Reviewed by Dennis Schwartz

A rollicking fast-paced action-packed routine B Western directed by Yakima Canutt, who has been in many John Wayne films and is a noted stunt coordinator. If you relish classic fights on top of moving stagecoaches and ambush shootouts, this film superbly delivers those kind of thrills. Its written by Robert Creighton Williams in the style fitting such an action Western.
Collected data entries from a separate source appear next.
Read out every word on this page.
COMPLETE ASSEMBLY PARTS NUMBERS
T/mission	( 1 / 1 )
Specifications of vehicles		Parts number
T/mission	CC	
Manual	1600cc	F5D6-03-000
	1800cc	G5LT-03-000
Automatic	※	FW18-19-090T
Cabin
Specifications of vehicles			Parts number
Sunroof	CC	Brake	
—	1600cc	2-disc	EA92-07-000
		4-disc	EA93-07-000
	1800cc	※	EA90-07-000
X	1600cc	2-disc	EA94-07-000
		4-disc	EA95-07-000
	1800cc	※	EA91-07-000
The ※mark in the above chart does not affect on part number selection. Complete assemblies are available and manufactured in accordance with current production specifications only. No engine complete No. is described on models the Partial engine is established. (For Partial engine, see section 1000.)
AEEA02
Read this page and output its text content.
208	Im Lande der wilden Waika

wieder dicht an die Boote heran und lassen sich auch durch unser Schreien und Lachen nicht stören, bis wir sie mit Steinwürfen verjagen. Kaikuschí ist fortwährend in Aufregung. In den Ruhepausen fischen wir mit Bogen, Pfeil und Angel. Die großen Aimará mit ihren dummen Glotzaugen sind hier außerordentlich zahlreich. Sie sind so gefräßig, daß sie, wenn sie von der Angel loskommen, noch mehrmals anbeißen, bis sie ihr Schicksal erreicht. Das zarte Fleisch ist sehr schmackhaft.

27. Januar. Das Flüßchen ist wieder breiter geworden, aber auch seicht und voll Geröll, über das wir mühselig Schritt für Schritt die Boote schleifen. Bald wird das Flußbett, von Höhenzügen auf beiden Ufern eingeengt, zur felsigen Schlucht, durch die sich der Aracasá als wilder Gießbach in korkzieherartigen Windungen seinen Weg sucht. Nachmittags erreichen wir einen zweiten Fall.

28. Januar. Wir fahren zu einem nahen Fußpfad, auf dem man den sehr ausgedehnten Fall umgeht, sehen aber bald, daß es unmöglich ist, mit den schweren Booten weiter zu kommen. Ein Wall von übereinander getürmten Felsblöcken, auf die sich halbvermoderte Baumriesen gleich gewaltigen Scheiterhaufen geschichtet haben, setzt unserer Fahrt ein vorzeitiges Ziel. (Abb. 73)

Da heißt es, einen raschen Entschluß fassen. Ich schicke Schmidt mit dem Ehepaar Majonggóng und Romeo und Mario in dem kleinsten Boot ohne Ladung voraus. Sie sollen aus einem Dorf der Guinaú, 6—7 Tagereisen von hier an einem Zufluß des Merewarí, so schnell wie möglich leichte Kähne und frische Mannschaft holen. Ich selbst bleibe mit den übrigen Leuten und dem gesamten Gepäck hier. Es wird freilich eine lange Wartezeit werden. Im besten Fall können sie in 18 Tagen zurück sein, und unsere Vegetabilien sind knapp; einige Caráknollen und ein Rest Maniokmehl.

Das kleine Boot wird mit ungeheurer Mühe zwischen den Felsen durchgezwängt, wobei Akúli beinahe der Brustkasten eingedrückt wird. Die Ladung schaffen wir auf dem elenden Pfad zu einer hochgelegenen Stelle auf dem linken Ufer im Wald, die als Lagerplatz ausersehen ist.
Rancher Ken Rawlins’s father has just been murdered by rustlers, and Ken is soon lured into a fistfight by his hostile ranch cowhand Sharkey (Dale Van Sickel, stuntman pal of the director) over back pay and then is murdered by hired gunslinger Sanders (Roy Barcroft) who shoots him from his hiding place behind the rocks. Both bandits are working for the evil newspaper editor of Grass Valley– Oliver Budge (Gene Stutenroth). He holds a note on the Rawlins ranch and hopes to increase his wealth by taking over the ranch by rustling the Rawlins’ cattle and making him go broke so he could take over the spread for nonpayment. Oliver schemes that when he owns the ranch he can control the valley pass and then initiate a fee that other ranches would have to pay in order to go on their cattle drives.
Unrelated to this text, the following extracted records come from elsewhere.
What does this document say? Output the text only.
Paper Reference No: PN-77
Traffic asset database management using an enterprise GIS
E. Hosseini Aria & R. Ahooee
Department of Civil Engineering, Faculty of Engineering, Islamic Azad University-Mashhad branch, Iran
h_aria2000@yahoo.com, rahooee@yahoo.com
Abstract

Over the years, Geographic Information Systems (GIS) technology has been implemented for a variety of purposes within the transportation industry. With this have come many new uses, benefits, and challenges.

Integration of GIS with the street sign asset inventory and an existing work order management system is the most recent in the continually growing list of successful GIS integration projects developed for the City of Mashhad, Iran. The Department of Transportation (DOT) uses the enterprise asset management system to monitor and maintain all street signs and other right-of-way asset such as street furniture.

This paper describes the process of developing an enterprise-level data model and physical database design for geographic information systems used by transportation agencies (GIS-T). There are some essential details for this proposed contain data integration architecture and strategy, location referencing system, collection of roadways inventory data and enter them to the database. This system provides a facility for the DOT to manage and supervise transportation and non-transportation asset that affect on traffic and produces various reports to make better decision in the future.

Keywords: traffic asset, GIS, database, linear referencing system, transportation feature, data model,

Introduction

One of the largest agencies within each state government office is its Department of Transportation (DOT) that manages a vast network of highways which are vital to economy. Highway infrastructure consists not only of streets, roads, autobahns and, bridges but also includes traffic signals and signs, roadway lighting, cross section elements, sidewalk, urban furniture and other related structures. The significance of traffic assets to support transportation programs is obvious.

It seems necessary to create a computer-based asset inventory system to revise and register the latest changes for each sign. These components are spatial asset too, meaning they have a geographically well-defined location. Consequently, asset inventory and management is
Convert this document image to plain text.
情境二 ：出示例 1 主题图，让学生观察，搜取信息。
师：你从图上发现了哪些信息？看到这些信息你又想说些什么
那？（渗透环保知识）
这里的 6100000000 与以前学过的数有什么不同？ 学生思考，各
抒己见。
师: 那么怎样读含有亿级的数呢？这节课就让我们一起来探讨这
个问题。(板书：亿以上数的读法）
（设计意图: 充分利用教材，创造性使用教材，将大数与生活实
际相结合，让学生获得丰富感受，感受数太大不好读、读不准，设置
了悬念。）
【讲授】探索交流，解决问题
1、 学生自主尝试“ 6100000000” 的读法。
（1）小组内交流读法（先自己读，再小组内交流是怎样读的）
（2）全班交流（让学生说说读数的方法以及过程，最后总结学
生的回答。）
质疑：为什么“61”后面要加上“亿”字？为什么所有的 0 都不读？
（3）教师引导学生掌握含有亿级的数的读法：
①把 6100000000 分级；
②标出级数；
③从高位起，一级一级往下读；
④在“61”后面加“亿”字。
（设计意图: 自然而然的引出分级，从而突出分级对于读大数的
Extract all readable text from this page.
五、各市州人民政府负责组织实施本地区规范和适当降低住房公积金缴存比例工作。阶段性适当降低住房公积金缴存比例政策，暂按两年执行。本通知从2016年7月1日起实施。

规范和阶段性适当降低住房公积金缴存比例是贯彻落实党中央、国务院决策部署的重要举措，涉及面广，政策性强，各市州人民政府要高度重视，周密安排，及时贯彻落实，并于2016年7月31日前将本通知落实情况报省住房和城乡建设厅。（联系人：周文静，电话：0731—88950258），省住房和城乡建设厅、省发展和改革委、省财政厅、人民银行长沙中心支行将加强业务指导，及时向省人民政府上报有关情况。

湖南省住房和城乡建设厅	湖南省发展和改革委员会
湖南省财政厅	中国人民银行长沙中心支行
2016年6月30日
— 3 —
Before Ken was killed he had his loyal but not too swift foreman Nugget (Eddy Waller) go into town and telegraph for his childhood friend Rocky Lane to come to the ranch and help get the killers and rustlers. When Ken is found dead, Nugget notifies the next of kin, a second cousin from St. Louis that never met Ken named Leslie Rawlins (Mildred Coles), of inheriting the ranch. Nugget doesn’t realize Leslie is a she, and, since he can never keep a secret, he blabs the secret visit to newspaperman Oliver. The editor sends gunman Sanders and his gang to meet the stage and kill Leslie, but they aim to kill the only male on the stage not realizing Leslie’s gender. But Rocky happens to be riding along on his horse Black Jack and foils the murder attempt. Sensing Leslie is in danger, he has her pose as the accompanying housekeeper Agatha Scragg, who heads back to St. Louis, while he poses as Leslie. Then Rocky smokes out the villains and gets into enough fights with them to keep things lively.